Optional extras: pip install ros-agent[vision] (YOLO + CLIP), [sim] (MuJoCo), [ros] (direct DDS), [crypto] (Ed25519 signing), [anchor] (RFC 3161 timestamping), [fleet] (R2 + DuckDB cross-robot), [all].

Skills — fork, vibecode, install from GitHub

A skill packages tools and autonomous behaviors for reuse. There's no registry to publish to — a skill is a GitHub repo:

roborun skill add someuser/their-skill     # clone, validate, pin the commit SHA
roborun skill add ./my-skill               # dev mode: symlink a local checkout
roborun skill list                         # installed skills + pin state

Install validates the skill without executing it (AST check of the required exports and the REQUIRES version range) and pins the exact commit in ~/.roborun/skills.lock. If the installed tree ever drifts from the pinned SHA, it is refused at load — vibecoded on the way in, set in stone once installed.

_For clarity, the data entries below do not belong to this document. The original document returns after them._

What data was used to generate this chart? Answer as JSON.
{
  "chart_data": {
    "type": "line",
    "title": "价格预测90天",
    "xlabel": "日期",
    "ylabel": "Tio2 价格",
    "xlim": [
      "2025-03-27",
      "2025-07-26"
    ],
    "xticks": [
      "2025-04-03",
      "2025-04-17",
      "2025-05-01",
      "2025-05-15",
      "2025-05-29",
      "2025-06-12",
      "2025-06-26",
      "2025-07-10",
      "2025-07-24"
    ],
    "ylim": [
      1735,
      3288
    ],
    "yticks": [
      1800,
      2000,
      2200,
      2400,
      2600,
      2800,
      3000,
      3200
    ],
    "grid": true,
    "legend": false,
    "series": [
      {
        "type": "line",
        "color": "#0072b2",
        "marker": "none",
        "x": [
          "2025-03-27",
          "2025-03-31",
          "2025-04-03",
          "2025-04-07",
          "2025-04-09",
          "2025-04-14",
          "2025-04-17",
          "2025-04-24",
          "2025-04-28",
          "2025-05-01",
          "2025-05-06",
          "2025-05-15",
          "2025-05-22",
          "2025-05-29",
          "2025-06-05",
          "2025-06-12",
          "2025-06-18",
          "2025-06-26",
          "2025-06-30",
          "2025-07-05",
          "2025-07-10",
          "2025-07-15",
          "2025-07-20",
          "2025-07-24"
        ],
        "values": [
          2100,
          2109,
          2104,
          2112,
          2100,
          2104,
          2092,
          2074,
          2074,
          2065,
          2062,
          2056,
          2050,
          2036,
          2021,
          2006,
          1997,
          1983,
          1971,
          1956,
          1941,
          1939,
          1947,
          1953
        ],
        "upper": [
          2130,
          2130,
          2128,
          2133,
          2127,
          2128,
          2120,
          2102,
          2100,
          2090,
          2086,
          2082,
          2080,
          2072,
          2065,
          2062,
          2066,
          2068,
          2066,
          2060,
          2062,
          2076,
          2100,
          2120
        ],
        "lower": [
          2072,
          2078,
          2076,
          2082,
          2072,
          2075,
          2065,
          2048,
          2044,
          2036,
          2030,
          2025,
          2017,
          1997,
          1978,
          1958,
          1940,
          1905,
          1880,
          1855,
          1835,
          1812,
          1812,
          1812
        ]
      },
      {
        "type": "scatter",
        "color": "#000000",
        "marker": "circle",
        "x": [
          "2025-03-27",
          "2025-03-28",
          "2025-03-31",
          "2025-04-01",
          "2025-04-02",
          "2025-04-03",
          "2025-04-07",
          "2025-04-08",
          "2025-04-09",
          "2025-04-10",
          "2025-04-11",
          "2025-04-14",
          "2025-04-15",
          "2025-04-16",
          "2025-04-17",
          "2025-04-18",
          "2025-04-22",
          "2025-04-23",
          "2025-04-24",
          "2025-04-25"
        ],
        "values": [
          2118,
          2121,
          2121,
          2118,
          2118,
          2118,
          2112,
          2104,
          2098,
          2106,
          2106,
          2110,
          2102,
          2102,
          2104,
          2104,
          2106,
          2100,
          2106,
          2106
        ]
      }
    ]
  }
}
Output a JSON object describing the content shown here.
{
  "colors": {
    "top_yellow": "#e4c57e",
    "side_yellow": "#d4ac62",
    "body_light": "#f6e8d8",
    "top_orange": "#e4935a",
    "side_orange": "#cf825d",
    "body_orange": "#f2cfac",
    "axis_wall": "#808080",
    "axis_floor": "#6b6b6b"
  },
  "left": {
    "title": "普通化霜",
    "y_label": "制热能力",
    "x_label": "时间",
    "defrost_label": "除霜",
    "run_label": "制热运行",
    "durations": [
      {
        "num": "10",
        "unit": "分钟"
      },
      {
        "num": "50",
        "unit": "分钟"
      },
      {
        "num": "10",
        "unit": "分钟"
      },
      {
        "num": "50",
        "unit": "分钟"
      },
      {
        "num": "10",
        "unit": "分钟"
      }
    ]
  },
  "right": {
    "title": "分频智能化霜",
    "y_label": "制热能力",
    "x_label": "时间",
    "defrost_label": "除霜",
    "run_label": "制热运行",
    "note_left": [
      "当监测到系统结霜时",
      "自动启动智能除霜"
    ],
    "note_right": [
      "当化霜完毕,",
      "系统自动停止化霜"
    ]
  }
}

To write one: fork roborun-skill-template, open it in Claude Code or Cursor, and describe what you want — the template's AGENTS.md/CLAUDE.md teach the agent the whole skill API. roborun skill validate ., push, done.

Configuration

Variable	Default
`ROBORUN_PORT`	`8765`	Server port
`ROBOT_IP`	unset	Robot IP (or set in UI)
`ANTHROPIC_API_KEY`	unset	`robot.ask()` + built-in Claude agent
`OLLAMA_MODEL`	`llama3.2`	Local model for `robot.ask()`
`ROBORUN_BEHAVIOR_PATHS`	unset	Extra behavior directories (comma-separated)
`ROBORUN_AUTOSTART`	`1`	Autostart camera/sim on boot
`ROBORUN_MAX_LINEAR_VEL`	`1.0`	Safety clamp, m/s
`ROBORUN_MAX_ANGULAR_VEL`	`1.5`	Safety clamp, rad/s

Why this instead of a robot framework

Robot frameworks make you learn their world first: module systems, typed streams, blueprints, launch graphs, all before the robot does anything. roborun inverts it. The robot is already running, and you change its mind by saving a file. Python you already know, hot-reloaded, with vision, an LLM, and motion in one handle, plus a cryptographic record of everything it did.

Contributing

git clone https://github.com/publu/RoboRun.git && cd RoboRun
pip install -e ".[all]"
python -m roborun.server
pytest tests/

MIT. Built by Manifest Intelligence, Inc.